Thursday, November 18, 2010

Dori Ostermiller talks about time and its discontents



Dori Ostermiller, the author of the shatteringly good novel, Outside the Ordinary World talks about the good and bad news about time.









Last week, in preparation for speaking on a panel about time management, I started chatting up my writing buddies, and discovered some good and bad news about this time issue… The bad news, my friends, is that you probably won’t ever have more time than you do now. During my informal interviews, I found that pretty much everyone is insanely overscheduled, regardless of numbers of offspring, levels of employment or income… (well, with the exception of two retirees in their 80’s). There seems to be an osmotic pressure ruling our hours: got a free space in your week? Something will inevitably flow in to fill it up.

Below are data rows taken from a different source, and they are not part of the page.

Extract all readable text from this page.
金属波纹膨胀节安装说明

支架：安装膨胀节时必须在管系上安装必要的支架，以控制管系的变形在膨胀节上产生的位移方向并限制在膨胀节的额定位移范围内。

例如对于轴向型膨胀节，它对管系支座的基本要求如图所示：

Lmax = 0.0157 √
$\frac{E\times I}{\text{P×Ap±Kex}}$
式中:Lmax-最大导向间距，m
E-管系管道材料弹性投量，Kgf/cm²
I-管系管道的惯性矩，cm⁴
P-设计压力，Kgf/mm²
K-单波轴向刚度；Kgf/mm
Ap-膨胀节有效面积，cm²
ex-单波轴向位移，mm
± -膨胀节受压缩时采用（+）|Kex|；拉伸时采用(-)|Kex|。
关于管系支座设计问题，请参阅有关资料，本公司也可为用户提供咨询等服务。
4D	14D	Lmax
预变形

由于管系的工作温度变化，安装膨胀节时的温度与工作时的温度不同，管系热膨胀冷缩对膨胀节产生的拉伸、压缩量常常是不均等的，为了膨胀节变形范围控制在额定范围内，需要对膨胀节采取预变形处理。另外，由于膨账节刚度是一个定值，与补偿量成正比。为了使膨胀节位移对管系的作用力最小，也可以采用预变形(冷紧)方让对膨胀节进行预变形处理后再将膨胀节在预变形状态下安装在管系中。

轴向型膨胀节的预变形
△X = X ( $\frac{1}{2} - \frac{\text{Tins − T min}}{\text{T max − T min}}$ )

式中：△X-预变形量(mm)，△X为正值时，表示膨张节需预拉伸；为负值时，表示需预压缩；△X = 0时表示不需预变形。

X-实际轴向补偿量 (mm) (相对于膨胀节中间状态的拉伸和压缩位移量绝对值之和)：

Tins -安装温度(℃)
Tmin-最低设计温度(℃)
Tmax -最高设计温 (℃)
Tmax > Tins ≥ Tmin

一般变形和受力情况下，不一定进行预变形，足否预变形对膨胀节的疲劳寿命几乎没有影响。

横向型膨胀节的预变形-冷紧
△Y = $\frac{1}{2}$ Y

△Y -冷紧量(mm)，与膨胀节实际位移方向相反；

The good news, though, is that needing lots of time to write is actually a myth. I know this, because in 1999, I won a $12,500 Massachusetts Cultural Council grant. I was a part-time working mom, writing grants 15 hours a week, for 15 bucks an hour, and the grant would allow me a long-coveted 6-month leave—enough time, I figured, to finally dust off my neglected manuscript and complete the book.

Somehow, the pressure to perform put me off my game. Terrified of failing, I ran lots of errands during my fifteen hours, sorted through stacks of baby clothes... In my defense, I did finish a chapter or two. I think I finally sent out birth announcements, too, though my daughter was nearly two and everyone was quite aware of her existence. Long story short, having extra time didn't solve my writing dilemma!

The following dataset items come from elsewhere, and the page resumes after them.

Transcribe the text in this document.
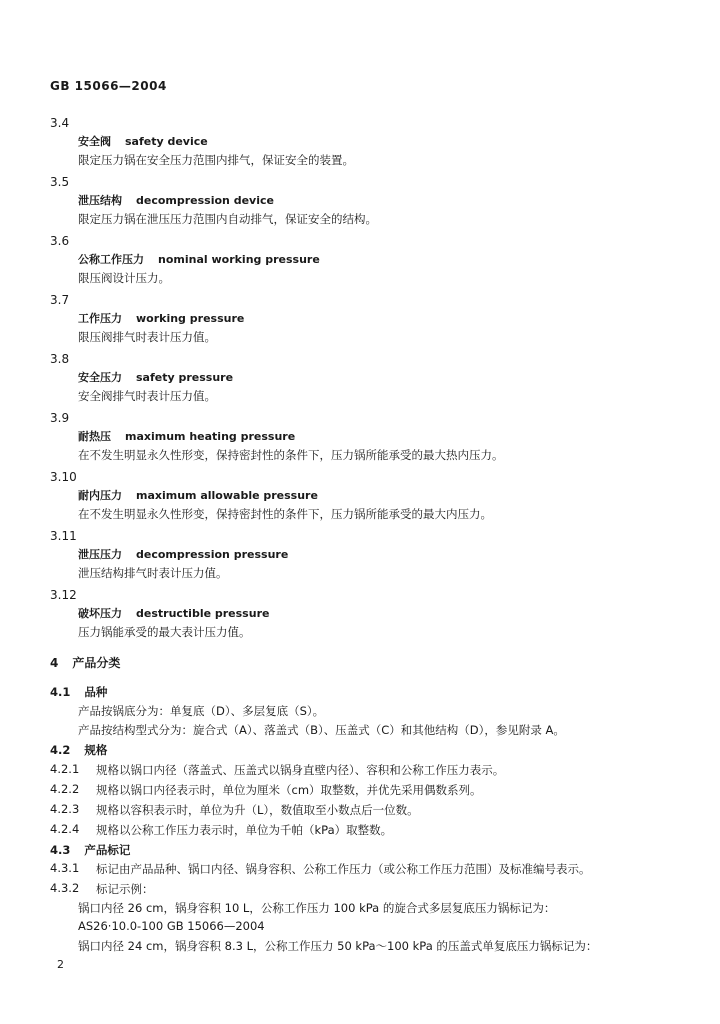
GB 15066—2004
3.4
安全阀 safety device
限定压力锅在安全压力范围内排气，保证安全的装置。
3.5
泄压结构 decompression device
限定压力锅在泄压压力范围内自动排气，保证安全的结构。
3.6
公称工作压力 nominal working pressure
限压阀设计压力。
3.7
工作压力 working pressure
限压阀排气时表计压力值。
3.8
安全压力 safety pressure
安全阀排气时表计压力值。
3.9
耐热压 maximum heating pressure
在不发生明显永久性形变，保持密封性的条件下，压力锅所能承受的最大热内压力。
3.10
耐内压力 maximum allowable pressure
在不发生明显永久性形变，保持密封性的条件下，压力锅所能承受的最大内压力。
3.11
泄压压力 decompression pressure
泄压结构排气时表计压力值。
3.12
破坏压力 destructible pressure
压力锅能承受的最大表计压力值。
4 产品分类
4.1 品种
产品按锅底分为：单复底（D）、多层复底（S）。
产品按结构型式分为：旋合式（A）、落盖式（B）、压盖式（C）和其他结构（D），参见附录 A。
4.2 规格
4.2.1 规格以锅口内径（落盖式、压盖式以锅身直壁内径）、容积和公称工作压力表示。
4.2.2 规格以锅口内径表示时，单位为厘米（cm）取整数，并优先采用偶数系列。
4.2.3 规格以容积表示时，单位为升（L），数值取至小数点后一位数。
4.2.4 规格以公称工作压力表示时，单位为千帕（kPa）取整数。
4.3 产品标记
4.3.1 标记由产品品种、锅口内径、锅身容积、公称工作压力（或公称工作压力范围）及标准编号表示。
4.3.2 标记示例：
锅口内径 26 cm，锅身容积 10 L，公称工作压力 100 kPa 的旋合式多层复底压力锅标记为：
AS26·10.0-100 GB 15066—2004
锅口内径 24 cm，锅身容积 8.3 L，公称工作压力 50 kPa～100 kPa 的压盖式单复底压力锅标记为：
2
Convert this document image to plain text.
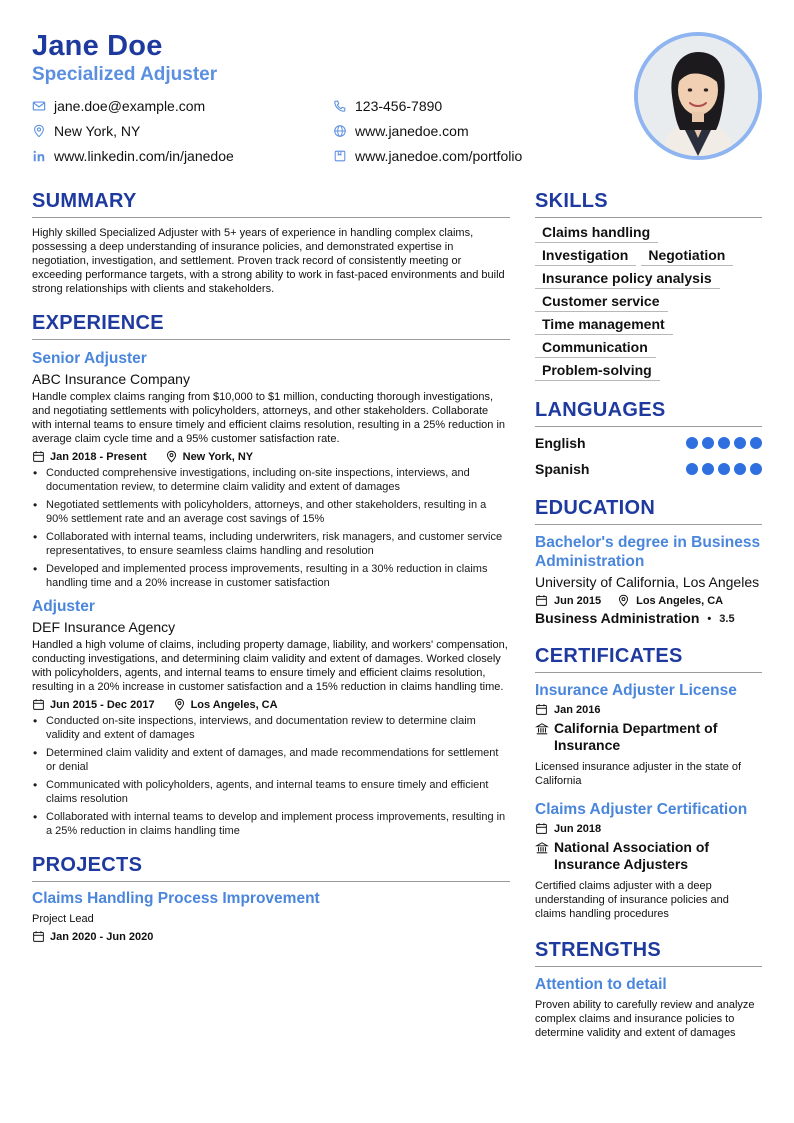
Jane Doe
Specialized Adjuster
jane.doe@example.com	123-456-7890
New York, NY	www.janedoe.com
www.linkedin.com/in/janedoe	www.janedoe.com/portfolio
SUMMARY
Highly skilled Specialized Adjuster with 5+ years of experience in handling complex claims, possessing a deep understanding of insurance policies, and demonstrated expertise in negotiation, investigation, and settlement. Proven track record of consistently meeting or exceeding performance targets, with a strong ability to work in fast-paced environments and build strong relationships with clients and stakeholders.
EXPERIENCE
Senior Adjuster
ABC Insurance Company
Handle complex claims ranging from $10,000 to $1 million, conducting thorough investigations, and negotiating settlements with policyholders, attorneys, and other stakeholders. Collaborate with internal teams to ensure timely and efficient claims resolution, resulting in a 25% reduction in average claim cycle time and a 95% customer satisfaction rate.
Jan 2018 - Present	New York, NY
• Conducted comprehensive investigations, including on-site inspections, interviews, and documentation review, to determine claim validity and extent of damages
• Negotiated settlements with policyholders, attorneys, and other stakeholders, resulting in a 90% settlement rate and an average cost savings of 15%
• Collaborated with internal teams, including underwriters, risk managers, and customer service representatives, to ensure seamless claims handling and resolution
• Developed and implemented process improvements, resulting in a 30% reduction in claims handling time and a 20% increase in customer satisfaction
Adjuster
DEF Insurance Agency
Handled a high volume of claims, including property damage, liability, and workers' compensation, conducting investigations, and determining claim validity and extent of damages. Worked closely with policyholders, agents, and internal teams to ensure timely and efficient claims resolution, resulting in a 20% increase in customer satisfaction and a 15% reduction in claims handling time.
Jun 2015 - Dec 2017	Los Angeles, CA
• Conducted on-site inspections, interviews, and documentation review to determine claim validity and extent of damages
• Determined claim validity and extent of damages, and made recommendations for settlement or denial
• Communicated with policyholders, agents, and internal teams to ensure timely and efficient claims resolution
• Collaborated with internal teams to develop and implement process improvements, resulting in a 25% reduction in claims handling time
PROJECTS
Claims Handling Process Improvement
Project Lead
Jan 2020 - Jun 2020
SKILLS
Claims handling
Investigation	Negotiation
Insurance policy analysis
Customer service
Time management
Communication
Problem-solving
LANGUAGES
English
Spanish
EDUCATION
Bachelor's degree in Business Administration
University of California, Los Angeles
Jun 2015	Los Angeles, CA
Business Administration • 3.5
CERTIFICATES
Insurance Adjuster License
Jan 2016
California Department of Insurance
Licensed insurance adjuster in the state of California
Claims Adjuster Certification
Jun 2018
National Association of Insurance Adjusters
Certified claims adjuster with a deep understanding of insurance policies and claims handling procedures
STRENGTHS
Attention to detail
Proven ability to carefully review and analyze complex claims and insurance policies to determine validity and extent of damages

When I turned 40 and realized I no longer had unlimited swaths of time before me, I got determined. Or maybe desperate. I now had two kids and was teaching and running a writing studio—my time more taxed than ever. But if I didn’t finish the book soon, I’d have to admit that writing was a silly pipedream, like learning to speak fluent Chinese or reading the complete works of Hegel.

Julia Cameron, in her book The Right to Write, says, “The trick to finding writing time is to make time in the life you’ve already got. Stop imagining some other life as a ‘real’ writer’s life.” Once we learn to write from the sheer love of it, she says, there’s always enough time, but it must sometimes be stolen, like a kiss between lovers on the run… While finishing Outside the Ordinary World, I somehow found the will to rise at 5 am, four times a week, though I'm allergic to mornings… I also learned to utilize that “waiting mother” time—during piano lessons, dentist’s appointment, soccer games—perhaps the most abundant untapped resource we moms have access to! (I once completed a chapter during a 40-minute dance practice).

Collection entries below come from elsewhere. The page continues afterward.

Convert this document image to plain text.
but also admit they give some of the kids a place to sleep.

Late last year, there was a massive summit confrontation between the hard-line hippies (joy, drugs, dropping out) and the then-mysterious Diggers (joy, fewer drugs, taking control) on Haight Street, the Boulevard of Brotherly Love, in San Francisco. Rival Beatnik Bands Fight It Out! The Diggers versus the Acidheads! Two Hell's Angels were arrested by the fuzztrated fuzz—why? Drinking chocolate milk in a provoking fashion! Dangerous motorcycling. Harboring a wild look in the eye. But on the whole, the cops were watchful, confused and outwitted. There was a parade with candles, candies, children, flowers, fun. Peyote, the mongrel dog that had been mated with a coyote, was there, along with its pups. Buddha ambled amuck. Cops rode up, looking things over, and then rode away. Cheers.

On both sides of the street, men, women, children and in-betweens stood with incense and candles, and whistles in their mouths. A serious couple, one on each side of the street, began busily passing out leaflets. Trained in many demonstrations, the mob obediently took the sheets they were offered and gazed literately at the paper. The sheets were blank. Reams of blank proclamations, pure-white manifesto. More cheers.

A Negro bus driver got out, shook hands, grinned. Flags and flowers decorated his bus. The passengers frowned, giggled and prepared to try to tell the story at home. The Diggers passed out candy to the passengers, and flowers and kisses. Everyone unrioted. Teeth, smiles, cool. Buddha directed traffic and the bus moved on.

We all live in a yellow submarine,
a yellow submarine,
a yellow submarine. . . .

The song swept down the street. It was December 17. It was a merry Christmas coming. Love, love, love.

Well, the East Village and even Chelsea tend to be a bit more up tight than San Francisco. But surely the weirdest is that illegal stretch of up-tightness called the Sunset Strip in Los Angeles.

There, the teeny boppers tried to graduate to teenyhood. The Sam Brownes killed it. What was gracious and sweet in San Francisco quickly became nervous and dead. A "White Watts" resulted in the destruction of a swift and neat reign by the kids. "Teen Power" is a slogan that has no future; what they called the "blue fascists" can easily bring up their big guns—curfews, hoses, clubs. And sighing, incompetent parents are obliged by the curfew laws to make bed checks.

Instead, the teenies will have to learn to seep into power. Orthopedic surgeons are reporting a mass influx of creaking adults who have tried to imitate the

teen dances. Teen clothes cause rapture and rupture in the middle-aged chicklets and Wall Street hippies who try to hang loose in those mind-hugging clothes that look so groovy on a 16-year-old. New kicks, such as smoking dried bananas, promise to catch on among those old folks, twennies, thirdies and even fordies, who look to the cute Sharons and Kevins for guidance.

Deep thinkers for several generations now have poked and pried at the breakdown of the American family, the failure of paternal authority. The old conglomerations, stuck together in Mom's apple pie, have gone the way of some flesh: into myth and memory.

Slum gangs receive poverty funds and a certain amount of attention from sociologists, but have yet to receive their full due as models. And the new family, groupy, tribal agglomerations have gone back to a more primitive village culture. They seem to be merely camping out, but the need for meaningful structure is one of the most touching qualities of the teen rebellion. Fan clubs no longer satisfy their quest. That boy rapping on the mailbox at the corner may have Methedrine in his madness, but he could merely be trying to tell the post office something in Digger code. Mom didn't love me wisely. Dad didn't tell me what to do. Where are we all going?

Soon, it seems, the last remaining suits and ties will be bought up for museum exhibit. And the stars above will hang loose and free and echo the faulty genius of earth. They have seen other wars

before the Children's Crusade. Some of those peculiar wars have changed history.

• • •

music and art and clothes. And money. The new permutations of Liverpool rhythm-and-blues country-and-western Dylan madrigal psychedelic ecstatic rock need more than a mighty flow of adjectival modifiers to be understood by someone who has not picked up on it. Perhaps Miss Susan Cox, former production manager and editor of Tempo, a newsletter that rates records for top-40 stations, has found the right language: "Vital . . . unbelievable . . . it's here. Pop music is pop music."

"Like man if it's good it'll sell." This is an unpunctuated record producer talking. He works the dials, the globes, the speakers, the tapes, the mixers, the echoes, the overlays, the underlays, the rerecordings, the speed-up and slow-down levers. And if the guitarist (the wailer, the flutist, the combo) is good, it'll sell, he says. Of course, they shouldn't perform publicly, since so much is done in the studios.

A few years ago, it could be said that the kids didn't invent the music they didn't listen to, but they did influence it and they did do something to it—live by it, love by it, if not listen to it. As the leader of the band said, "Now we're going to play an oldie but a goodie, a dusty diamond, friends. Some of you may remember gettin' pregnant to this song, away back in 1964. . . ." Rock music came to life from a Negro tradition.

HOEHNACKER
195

And when these stolen moments didn’t feel like they were adding up to a publishable novel, I swiped some weekends: every six weeks I’d spirit away to a writer’s retreat in Ashfield and shut myself in for 3 days at a stretch—I was that hungry for silence and solitude. Did I feel guilty leaving my family? Yes! So I channeled that angst into the novel; I created a fictional affair. I figured that was a much better deal for my husband, anyways...

Speaking of affairs, Cameron also likes to point out that the busiest, most important woman in the world can still find time for someone she's in love with. If something is important enough, we do find a way.